Şanlı ordumuz, 500 yıl sonra Suriye’deki Türkmen kardeşlerimizle buluşarak yeni bir ümidin kapısını aralamıştır. Maalesef ürkek yöneticilerimiz yıllardır Pantürkizm suçlamasına maruz kalmamak için elimizden çalınan vatan topraklarına bakmamışlar, o bölgelerdeki kan ve gönül kardeşlerimizle ilgilenmemişlerdir.
Mayıs 2015’te kurulan Suriye Türkmen Meclisi, Suriye’deki Türkmen varlığını korumak ve yaşatmak üzere çalışmalar yapmaktadır. Bunlar; Suriye ve Türkmenlerinin haklı davalarına ilişkin haberleri uluslararası basın kuruluşlarına ulaştırmak, Suriye Türkmenleri ile ilgili haber ve bilgileri Türk basını ve kamuoyu ile paylaşmak, Türkmen davası ve Türkmenleri sosyal medya üzerinden verilen kasıtlı yanlış haberlerin etkisinden kurtarmak, sosyal medyada kasıtlı olarak yaratılan dezenformasyon ve spekülasyonların etkisini azaltmak, Türkmenlere doğru ve tarafsız haberleri ulaştırmak, Başta Suriye Türkmen Meclisi ve siyasi partiler olmak üzere, Türkmenlere yönelik yapılan faaliyet ve çalışmaların haberlerini Türkmenlere ulaştırmak, Türkmenlerin sahada yaşadıkları sorunları kamuoyu ile paylaşmak, Toplum ve kurumlar olarak Türkmenler arasında iletişim ve yakın işbirliği sağlamak, Onur ve özgürlük mücadelesine destek vermek, kurulacak yeni Suriye devletinde güçlü bir medyanın temelini oluşturmak amaçlarından oluşmaktadır.
Türkiye Cumhuriyeti, yüzyıl önce elimizden çalınan kaybedilmiş vatanlarımıza sahip çıkmalıdır. Batı Trakya ve Kerkük gibi Türk bölgelerinde yaptığımız diplomatik hatalara düşmemelidir. Kültür coğrafyamızın birer kalesi olan Türk yerleşim bölgeleriyle yakından ilgilenilmelidir.
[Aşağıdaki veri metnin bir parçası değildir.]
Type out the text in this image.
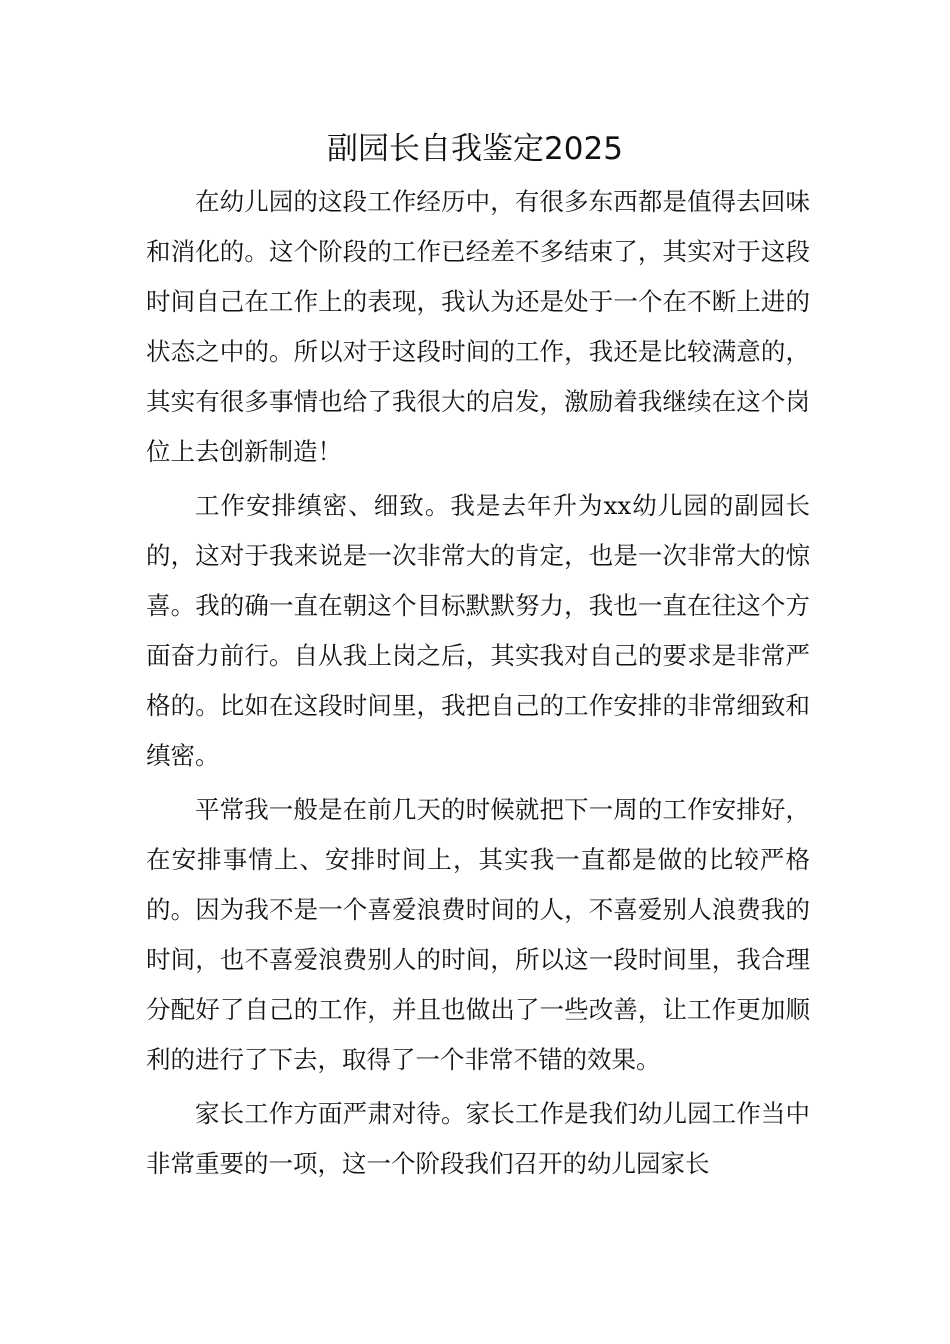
副园长自我鉴定2025

在幼儿园的这段工作经历中，有很多东西都是值得去回味和消化的。这个阶段的工作已经差不多结束了，其实对于这段时间自己在工作上的表现，我认为还是处于一个在不断上进的状态之中的。所以对于这段时间的工作，我还是比较满意的，其实有很多事情也给了我很大的启发，激励着我继续在这个岗位上去创新制造！

工作安排缜密、细致。我是去年升为xx幼儿园的副园长的，这对于我来说是一次非常大的肯定，也是一次非常大的惊喜。我的确一直在朝这个目标默默努力，我也一直在往这个方面奋力前行。自从我上岗之后，其实我对自己的要求是非常严格的。比如在这段时间里，我把自己的工作安排的非常细致和缜密。

平常我一般是在前几天的时候就把下一周的工作安排好，在安排事情上、安排时间上，其实我一直都是做的比较严格的。因为我不是一个喜爱浪费时间的人，不喜爱别人浪费我的时间，也不喜爱浪费别人的时间，所以这一段时间里，我合理分配好了自己的工作，并且也做出了一些改善，让工作更加顺利的进行了下去，取得了一个非常不错的效果。

家长工作方面严肃对待。家长工作是我们幼儿园工作当中非常重要的一项，这一个阶段我们召开的幼儿园家长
Ülkemiz bu konuda gerekli duyarlılığı göstererek Özgür Suriye Ordusu’yla (ÖSO) birlikte 20 Ocak’ta başlatılan Zeytin Dalı Harekâtı ile YPG/PKK terör örgütleri Afrin’den çıkarıldı. Fırat Kalkanı Harekâtı bölgesi ile de Türkiye sınırındaki İdlib’i birleştirdi. Barış Pınarı Harekâtı, 9 Ekim 2019 tarihinde Türk Silahlı Kuvvetleri ve Suriye Millî Ordusu tarafından Suriye’nin kuzeyinde açılmak istenen terör koridorunu bertaraf etmek için düzenlendi.
Türk Devleti, siyasi sınırlarımız dışında kalan soydaşlarımızın hak ve hukukunu koruyacak güçtedir. Bunu da yapılan askeri harekâtlar ve diplomatik girişimlerle göstermiştir.
Hemen yanı başımızdan Türkiye’ye imdat feryatlarıyla seslenen Türkmen kardeşlerimize cevap vermenin zamanı gelmiş ve gereken de yapılmıştır.
Türkmen Beyi Dündar Taşer, yıllar önce Güneydeki soydaşlarımızla bütünleşmenin müjdesini vermiştir: ‘’ Türkün meddi Osmanlı’yla, Sakarya boylarından (Söğüt-Domaniç yaylalarından) başlayıp Viyana kapılarına, Atlas ve Hint Okyanuslarına kadar yükselmiş, 1774’ten sonra ise, çekile çekile 1922’de Sakarya boylarına kadar gerilemiştir. Fakat bu defa tekrar yükseliş, yine bu Sakarya boylarından başlamış, Millî Mücadeleyle Trakya’da Edirne’ye, Hatay’ın ilhakıyla 1939’da Suriye’ye doğru yükselme devam etmiştir… Bunu durdurmak tarihin akışına aykırıdır ve bu yükseliş Türk gençlerinin, ülkücü nesillerin gayret ve fedakârlıklarıyla devam edecektir.’’
Türkiye açısından güney sınırının güvenlik altına alınması ve Suriye Türkmenlerinin korunması çok büyük önem arz etmektedir.